Price was the founder of the first free Black community in Annapolis, Maryland. His remains had been dug up for the development of a renewal project in the 1980s. However, no one knew where to find the bones.
“How do you dig up people and take them away?” Hayes-Williams said in an interview with The Washington Post.
The remains are now located in St. Anne’s Cemetery in Annapolis. Hayes-Williams said “they’re home” after seeing a set of custom wooden caskets. According to the Capital Gazette, a 12 man group of community leaders led the remains to the final resting place of St. Anne’s.
The bones in the caskets are of Price and his son, buried once again after a ceremony was held at the church Price assisted in the founding over two centuries ago. The eulogy was performed by Lt. Gov. Boyd K. Rutherford, who is the second African-American in the history of Maryland to have the job. Rutherford spoke of Price, stating he possessed “resilience in the face of conditions we really can’t understand today.”
Price was the son of a white father and Black mother and born into slavery during the 1750s. He was considered the property of the first president of the Maryland Senate, Daniel of St. Thomas Jenifer. Price was known as a talented blacksmith and artisan. He was freed in 1791 after his slave owner’s death and eventually purchased the land for the Asbury United Methodist Church.
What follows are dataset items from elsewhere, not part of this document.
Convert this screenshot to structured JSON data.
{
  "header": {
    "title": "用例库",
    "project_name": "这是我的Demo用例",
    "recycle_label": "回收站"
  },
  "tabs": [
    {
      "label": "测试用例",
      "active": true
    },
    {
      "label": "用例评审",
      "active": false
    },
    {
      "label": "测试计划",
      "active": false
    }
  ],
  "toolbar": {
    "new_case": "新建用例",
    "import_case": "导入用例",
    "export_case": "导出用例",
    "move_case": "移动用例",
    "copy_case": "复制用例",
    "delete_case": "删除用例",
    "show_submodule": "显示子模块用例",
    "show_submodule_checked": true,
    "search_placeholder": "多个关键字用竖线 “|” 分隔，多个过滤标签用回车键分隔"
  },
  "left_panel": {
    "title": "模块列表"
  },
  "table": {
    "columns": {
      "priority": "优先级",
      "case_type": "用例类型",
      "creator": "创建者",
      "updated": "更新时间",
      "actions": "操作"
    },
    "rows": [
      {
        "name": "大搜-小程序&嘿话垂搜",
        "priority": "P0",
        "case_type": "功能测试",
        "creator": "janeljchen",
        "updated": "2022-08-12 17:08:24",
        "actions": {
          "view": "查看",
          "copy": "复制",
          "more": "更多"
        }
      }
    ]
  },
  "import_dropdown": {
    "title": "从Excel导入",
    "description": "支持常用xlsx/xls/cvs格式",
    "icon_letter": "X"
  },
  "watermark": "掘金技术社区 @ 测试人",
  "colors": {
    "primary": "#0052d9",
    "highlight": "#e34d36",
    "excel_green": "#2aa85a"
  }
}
In addition to buying the land, Price would also buy the freedom of other enslaved people before his death in 1807. The remains of Price and his son were moved from the graveyard behind the church in the 1980s, when Black residents in the area were displaced by pricey townhouses.
While the remains of Price and his son were able to be recovered, Wayne Clark, the chief state archaeologist of Maryland at the time, told The Washington Post other remains in the cemetery might have accidentally ended up in a landfill with trash from construction. Clark discovered the remains when the graves were cut in half during a basement excavation. He and an emergency team gathered what they could and stored them.
“I have a habit of checking construction sites around town,” Clark said. “I was shocked and upset that there was no archaeology done on this area.”
Hayes-Williams had just started research in the area and was hurt by the way the graveyard was treated.
“This is my story, my people,” Hayes-Williams said. “I mean, these guys were leasing lands, running shops and taverns, buying their own people out of slavery. And nobody knows.”
Hayes-Williams would recover the bones from Jefferson Patterson Park and Museum in Calvert County, a state facility that holds over 8 million archaeological artifacts. She was there for a commission meeting after being appointed to serve on committees by a local official.
The bones were in a box, which was allowed to be turned over to the church for a reburial.